Strabismus, as outlined by the American Optometric Association Clinical Practice Guideline, CPG-12, is a failure of binocular vision (eye teaming) that is typically recognized as one or both eyes that turn inward (esotropia) or outward (exotropia) and/or up or down (hyper/hypotropia) that occurs in about 3% or 1 in 30 individuals worldwide. But, the impact goes much deeper into the life of the person with Strabismus than just an obvious cosmetic appearance, which has its own serious impact on the emotional wellness of the strabismic individual.
Research published in the American Journal of Ophthalmology, entitled: The effects of strabismus on quality of life in adults shows, that individuals with Strabismus (either with and without double vision) have many quality of life and emotional side effects that begin in childhood and continue throughout adulthood including but not limited to:
- Poor depth perception
- Reduced self confidence
- Difficulty interpersonal relationships
- Poor driving skills
- Negative feelings
- Poor reading ability
- Difficulty with eye contact
To bring this important information to an audience of doctors and vision therapists, the Annual Michigan Vision Therapy Study Group Meeting (MVTSG-2020) took place in Grand Rapids, Michigan on January 24-25, 2020 focused on the theme of Strabismus and Amblyopia. Presenters came to speak on these topics from around the US, Internationally and throughout Michigan and was the largest attended MVTSG meeting in it’s long history.
Kicking off the meeting was one of the world’s leading experts on the vision therapy management of Strabismus and author of the new book, The Shape of the Sky, Dr. David Cook. He outlined new techniques and methods for helping patients (adults and children) with strabismus to gain the ability to rapidly gain the ability to point the two eyes together, eliminate double vision and gain depth perception.
Our Wow Vision Therapy Grand Rapids Team, Dr. Alyssa Bartolini, Dr. Peter Silman and Collin Welsh, COVT, presented on the performance and emotional factors that affect the lives of those with Strabismus and outlined a comprehensive model of treatment using a top down (executive function) along with advanced office-based vision therapy including virtual reality in vision therapy at home. The results of this model of treatment has not only resulted in significant outcomes, for adults as well as children, in their binocular vision and development of depth perception for better coordination daily activities and driving, but has also had a dramatic effect on their confidence and emotional quality of life.

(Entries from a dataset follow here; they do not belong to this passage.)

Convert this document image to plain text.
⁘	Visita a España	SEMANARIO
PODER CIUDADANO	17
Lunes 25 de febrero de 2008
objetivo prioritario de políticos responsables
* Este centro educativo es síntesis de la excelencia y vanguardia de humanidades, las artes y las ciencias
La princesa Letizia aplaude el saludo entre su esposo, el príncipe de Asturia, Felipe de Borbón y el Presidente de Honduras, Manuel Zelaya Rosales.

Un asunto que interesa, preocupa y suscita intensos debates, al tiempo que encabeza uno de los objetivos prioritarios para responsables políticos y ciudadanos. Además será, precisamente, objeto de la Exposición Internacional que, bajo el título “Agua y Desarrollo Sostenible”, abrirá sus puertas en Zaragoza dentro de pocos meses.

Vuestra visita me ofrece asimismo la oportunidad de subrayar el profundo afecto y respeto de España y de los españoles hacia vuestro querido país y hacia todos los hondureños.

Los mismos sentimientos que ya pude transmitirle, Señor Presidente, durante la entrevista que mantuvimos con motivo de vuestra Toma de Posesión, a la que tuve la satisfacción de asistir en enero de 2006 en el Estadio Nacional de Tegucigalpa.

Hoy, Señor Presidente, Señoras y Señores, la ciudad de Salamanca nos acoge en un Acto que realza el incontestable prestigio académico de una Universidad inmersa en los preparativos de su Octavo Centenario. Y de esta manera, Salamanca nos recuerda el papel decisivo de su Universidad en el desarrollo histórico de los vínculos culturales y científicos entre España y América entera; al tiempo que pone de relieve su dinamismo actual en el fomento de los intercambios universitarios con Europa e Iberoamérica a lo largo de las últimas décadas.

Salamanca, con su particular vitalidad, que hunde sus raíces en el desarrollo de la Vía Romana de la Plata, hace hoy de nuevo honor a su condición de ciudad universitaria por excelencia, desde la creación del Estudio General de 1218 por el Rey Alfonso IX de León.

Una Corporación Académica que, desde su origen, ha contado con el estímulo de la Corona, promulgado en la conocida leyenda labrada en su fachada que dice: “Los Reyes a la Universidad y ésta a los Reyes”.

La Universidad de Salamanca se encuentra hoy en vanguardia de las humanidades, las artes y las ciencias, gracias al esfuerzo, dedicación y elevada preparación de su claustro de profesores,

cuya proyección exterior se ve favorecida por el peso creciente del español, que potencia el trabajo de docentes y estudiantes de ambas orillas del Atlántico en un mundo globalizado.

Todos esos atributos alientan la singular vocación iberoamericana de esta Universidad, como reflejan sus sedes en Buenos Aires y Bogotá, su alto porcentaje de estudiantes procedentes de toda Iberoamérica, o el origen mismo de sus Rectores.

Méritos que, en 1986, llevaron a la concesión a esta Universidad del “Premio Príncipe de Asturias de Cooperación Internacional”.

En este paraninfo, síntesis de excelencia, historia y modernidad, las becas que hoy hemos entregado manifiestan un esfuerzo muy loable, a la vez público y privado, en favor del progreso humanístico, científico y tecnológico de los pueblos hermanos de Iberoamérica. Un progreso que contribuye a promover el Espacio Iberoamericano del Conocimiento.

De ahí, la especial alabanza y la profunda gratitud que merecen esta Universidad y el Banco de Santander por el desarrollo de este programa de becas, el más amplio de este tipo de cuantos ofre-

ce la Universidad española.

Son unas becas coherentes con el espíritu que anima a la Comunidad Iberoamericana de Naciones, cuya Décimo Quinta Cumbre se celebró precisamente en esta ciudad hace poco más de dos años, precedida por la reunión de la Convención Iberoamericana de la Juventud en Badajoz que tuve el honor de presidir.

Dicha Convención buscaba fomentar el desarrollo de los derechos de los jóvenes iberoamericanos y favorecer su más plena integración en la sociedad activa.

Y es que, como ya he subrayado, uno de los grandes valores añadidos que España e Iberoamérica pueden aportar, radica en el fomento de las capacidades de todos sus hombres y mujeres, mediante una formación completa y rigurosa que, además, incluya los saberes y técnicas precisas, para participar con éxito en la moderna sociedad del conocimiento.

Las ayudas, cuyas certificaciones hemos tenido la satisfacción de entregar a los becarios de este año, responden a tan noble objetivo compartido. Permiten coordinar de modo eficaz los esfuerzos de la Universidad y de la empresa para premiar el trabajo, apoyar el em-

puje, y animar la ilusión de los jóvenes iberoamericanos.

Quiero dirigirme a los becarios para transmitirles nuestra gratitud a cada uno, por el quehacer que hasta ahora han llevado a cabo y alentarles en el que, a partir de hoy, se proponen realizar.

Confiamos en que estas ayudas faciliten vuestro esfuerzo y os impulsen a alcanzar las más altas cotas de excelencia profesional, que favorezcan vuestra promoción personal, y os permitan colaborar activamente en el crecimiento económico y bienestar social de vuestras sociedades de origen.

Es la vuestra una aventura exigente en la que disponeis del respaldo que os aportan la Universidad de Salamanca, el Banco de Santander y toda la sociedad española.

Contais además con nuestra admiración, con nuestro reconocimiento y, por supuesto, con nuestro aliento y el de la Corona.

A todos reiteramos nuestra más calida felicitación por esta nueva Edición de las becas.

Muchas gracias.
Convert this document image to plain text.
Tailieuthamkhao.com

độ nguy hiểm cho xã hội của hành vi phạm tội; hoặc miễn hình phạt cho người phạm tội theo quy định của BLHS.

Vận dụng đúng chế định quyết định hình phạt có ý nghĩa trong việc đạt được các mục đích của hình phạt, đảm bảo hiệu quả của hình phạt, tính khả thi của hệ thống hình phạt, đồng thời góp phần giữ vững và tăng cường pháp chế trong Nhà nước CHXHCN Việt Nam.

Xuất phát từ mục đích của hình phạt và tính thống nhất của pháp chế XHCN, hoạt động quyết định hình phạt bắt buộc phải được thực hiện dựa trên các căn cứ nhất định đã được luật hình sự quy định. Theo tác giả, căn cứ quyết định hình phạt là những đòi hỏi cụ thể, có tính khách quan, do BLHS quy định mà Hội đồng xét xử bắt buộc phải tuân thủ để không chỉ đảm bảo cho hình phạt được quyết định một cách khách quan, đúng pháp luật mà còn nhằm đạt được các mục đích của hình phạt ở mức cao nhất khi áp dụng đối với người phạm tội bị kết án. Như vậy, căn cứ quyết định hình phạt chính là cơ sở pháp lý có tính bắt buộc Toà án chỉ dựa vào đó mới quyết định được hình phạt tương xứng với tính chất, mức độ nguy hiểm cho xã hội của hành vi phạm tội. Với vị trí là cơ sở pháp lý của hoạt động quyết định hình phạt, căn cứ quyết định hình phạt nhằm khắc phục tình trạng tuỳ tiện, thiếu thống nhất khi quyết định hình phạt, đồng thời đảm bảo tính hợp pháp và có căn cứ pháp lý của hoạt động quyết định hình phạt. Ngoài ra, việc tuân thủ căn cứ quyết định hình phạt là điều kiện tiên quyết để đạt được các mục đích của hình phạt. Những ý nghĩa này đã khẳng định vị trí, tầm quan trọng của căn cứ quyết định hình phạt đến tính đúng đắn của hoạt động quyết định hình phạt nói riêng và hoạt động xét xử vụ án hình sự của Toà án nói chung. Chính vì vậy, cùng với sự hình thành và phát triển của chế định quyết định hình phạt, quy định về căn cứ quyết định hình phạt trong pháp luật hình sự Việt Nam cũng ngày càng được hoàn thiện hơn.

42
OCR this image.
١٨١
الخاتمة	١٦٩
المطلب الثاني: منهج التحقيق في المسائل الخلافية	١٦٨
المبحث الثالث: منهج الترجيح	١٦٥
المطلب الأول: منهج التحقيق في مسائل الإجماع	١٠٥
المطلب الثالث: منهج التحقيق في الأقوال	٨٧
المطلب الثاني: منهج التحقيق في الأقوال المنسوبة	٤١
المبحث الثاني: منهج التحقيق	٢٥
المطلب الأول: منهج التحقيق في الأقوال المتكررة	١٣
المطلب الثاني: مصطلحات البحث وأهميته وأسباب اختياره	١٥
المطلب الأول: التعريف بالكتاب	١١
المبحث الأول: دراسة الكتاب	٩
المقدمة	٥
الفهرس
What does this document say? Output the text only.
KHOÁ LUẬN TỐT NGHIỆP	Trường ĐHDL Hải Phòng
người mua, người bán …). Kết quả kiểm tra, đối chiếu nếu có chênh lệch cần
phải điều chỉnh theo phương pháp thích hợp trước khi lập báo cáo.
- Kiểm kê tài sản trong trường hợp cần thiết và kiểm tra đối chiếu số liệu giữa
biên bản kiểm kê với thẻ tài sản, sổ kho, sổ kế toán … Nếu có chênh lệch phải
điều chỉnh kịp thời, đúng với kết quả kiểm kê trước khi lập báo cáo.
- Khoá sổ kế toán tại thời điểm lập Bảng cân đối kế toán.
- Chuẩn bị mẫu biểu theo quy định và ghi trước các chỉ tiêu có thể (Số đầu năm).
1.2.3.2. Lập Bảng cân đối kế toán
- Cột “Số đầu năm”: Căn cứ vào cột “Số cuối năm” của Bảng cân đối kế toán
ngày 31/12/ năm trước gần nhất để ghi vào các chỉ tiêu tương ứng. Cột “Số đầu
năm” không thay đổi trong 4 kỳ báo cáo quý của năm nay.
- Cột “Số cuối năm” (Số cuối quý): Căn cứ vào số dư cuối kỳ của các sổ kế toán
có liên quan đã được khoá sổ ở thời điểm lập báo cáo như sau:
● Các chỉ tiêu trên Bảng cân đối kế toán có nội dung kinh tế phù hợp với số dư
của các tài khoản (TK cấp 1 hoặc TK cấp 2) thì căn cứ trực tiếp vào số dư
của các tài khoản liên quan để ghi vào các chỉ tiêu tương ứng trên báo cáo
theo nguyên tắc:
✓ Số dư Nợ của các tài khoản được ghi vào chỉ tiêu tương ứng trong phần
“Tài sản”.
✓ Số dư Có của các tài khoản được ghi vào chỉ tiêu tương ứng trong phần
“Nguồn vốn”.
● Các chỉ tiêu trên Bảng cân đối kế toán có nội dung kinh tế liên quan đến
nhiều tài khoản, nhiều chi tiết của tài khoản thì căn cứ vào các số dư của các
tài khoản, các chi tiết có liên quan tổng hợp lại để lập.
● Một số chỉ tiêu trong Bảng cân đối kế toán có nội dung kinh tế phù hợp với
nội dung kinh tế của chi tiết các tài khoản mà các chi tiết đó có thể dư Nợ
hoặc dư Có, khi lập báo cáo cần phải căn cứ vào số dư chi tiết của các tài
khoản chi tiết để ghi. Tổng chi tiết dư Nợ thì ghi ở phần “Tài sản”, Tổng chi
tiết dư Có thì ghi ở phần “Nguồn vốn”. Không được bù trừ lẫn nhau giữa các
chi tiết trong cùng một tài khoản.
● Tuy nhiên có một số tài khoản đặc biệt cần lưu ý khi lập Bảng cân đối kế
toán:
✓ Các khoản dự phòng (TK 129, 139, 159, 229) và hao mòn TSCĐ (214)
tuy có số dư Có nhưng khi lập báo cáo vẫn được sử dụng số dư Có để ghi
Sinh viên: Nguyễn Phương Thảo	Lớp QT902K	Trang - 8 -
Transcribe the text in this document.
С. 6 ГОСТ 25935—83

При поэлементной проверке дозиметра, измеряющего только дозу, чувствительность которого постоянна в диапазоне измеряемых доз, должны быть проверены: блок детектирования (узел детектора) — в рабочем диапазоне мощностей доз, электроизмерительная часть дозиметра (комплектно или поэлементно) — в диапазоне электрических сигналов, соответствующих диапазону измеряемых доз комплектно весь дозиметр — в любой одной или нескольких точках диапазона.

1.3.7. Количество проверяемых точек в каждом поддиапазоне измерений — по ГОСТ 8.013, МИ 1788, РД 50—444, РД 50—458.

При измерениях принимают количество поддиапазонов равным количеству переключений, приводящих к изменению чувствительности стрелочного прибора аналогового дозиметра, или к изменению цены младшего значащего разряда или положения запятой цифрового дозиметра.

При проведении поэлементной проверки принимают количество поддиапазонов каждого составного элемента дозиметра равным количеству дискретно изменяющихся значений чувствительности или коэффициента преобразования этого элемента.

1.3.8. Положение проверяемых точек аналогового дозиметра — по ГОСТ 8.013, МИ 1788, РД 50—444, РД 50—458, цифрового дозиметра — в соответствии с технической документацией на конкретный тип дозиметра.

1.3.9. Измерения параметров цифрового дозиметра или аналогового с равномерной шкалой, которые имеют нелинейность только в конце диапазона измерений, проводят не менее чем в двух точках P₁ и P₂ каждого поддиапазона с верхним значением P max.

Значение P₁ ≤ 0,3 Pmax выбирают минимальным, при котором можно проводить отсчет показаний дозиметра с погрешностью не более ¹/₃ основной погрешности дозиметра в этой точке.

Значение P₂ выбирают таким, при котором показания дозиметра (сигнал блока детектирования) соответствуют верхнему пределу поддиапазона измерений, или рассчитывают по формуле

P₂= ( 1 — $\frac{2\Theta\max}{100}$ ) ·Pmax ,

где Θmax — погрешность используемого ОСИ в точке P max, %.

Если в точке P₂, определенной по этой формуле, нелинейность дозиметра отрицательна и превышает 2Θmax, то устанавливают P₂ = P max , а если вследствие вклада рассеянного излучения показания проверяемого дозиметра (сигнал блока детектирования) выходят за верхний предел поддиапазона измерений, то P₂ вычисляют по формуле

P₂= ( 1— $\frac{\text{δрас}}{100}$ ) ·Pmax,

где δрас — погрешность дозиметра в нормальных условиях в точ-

The Michigan Vision Therapy Study Group is recognized as a legendary 1.5 day vision therapy educational meeting that has taken place every year in the month of January in Michigan for the last 4 decades. It is a volunteer project with the intent of bringing together doctors and vision therapists with a passion for collaboration, teaching and expanding understanding of methods for helping patients to acquire better vision development through vision rehabilitation and vision therapy.
This year’s team of presenters were: Dr. David Cook, Dr. Bradley Habermehl, Dr. Dan Fortenbacher, Dr. Alyssa Bartolini, Dr. Johann Schlager, resident, Dr. Peter Silman, resident, Cheryl Dortch, COVT, Collin Welsch,COVT, Dr. Mohamed Moussa, Abeer Ahmed, MBChB and vision therapists, Amina Weed and Monica Fehrs, Dr. Stephanie Enriquez and vision therapists, Dr. Steven Ingersoll, Dr. Luke Lirones, resident and Dr. Paula McDowell.